Zombie - cells

© 2015 EPFL

© 2015 EPFL

a breakthrough for solid-state dye-sensitized solar cells

Zombie-cells painted by Sigridur Huld Ingvarsdottir and reproduced from Energy & Environmental Science 2015, 8, 2634, with permission from the Royal Society of Chemistry

Referee comments are often read in an emotional state between hope and despair. But in rare occasions one gets happily surprised as in reading the word “breakthrough” as a comment from one of the referees to our work on Cu-complexes as a novel hole transporting material for solid-state dye-sensitized solar cells (ss-DSSC).

Our work on alternative redox couples for liquid type DSSC started at Uppsala University and Dr. Marina Freitag followed the promising works by Hattori and Peng Wang and their co-workers on Copper-phenanthroline complexes. Together with our coworkers at KTH, Stockholm, Marina’s investigations came with a big surprise! Having left some of the liquid sandwich solar cells with a Cu-phenanthroline electrolyte for some months with an unsuccessful sealing, the solvent of the electrolyte had evaporated and the cells had dried out. The cells were anyway tested and - lo and behold – the efficiencies of the dried cells were even higher compared to the initial liquid cells. Marina quickly coined the name ’Zombie cells’ for these dry and supposed-to-be dead cells. We reached the highest power conversion efficiency up to date for organic ss-DSSC of more than 8% efficiency, which was compared to the standard hole conductor spiro-OMeTAD with efficiencies between 5 and 6%.

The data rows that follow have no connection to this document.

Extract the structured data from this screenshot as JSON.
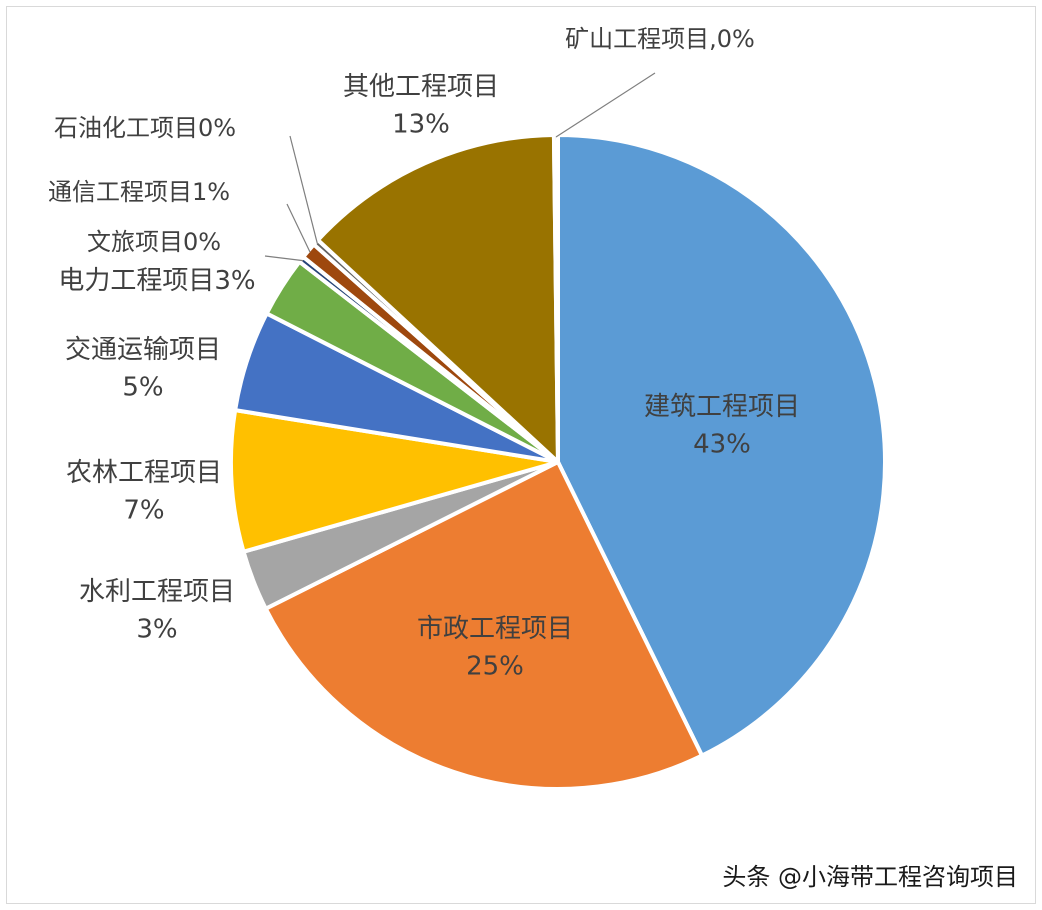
{
  "chart_data": {
    "type": "pie",
    "title": "",
    "start_angle_deg": 0,
    "direction": "clockwise",
    "slices": [
      {
        "label": "建筑工程项目",
        "display": "建筑工程项目\n43%",
        "value": 43,
        "color": "#5b9bd5"
      },
      {
        "label": "市政工程项目",
        "display": "市政工程项目\n25%",
        "value": 25,
        "color": "#ed7d31"
      },
      {
        "label": "水利工程项目",
        "display": "水利工程项目\n3%",
        "value": 3,
        "color": "#a5a5a5"
      },
      {
        "label": "农林工程项目",
        "display": "农林工程项目\n7%",
        "value": 7,
        "color": "#ffc000"
      },
      {
        "label": "交通运输项目",
        "display": "交通运输项目\n5%",
        "value": 5,
        "color": "#4472c4"
      },
      {
        "label": "电力工程项目",
        "display": "电力工程项目3%",
        "value": 3,
        "color": "#70ad47"
      },
      {
        "label": "文旅项目",
        "display": "文旅项目0%",
        "value": 0.3,
        "color": "#264478"
      },
      {
        "label": "通信工程项目",
        "display": "通信工程项目1%",
        "value": 0.8,
        "color": "#9e480e"
      },
      {
        "label": "石油化工项目",
        "display": "石油化工项目0%",
        "value": 0.3,
        "color": "#636363"
      },
      {
        "label": "其他工程项目",
        "display": "其他工程项目\n13%",
        "value": 13,
        "color": "#997300"
      },
      {
        "label": "矿山工程项目",
        "display": "矿山工程项目,0%",
        "value": 0.2,
        "color": "#43682b"
      }
    ]
  },
  "watermark": "头条 @小海带工程咨询项目"
}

Marina is now since July a post-doc in LSPM and in collaboration with for example Dr. Gerrit Boschloo’s group at Uppsala University we believe that these preliminary results open up new directions for integration of this new class of HTMs not only to ss-DSSCs or perovskite solar cells, but also in other areas of organic electronics, where the use of HTMs is essential.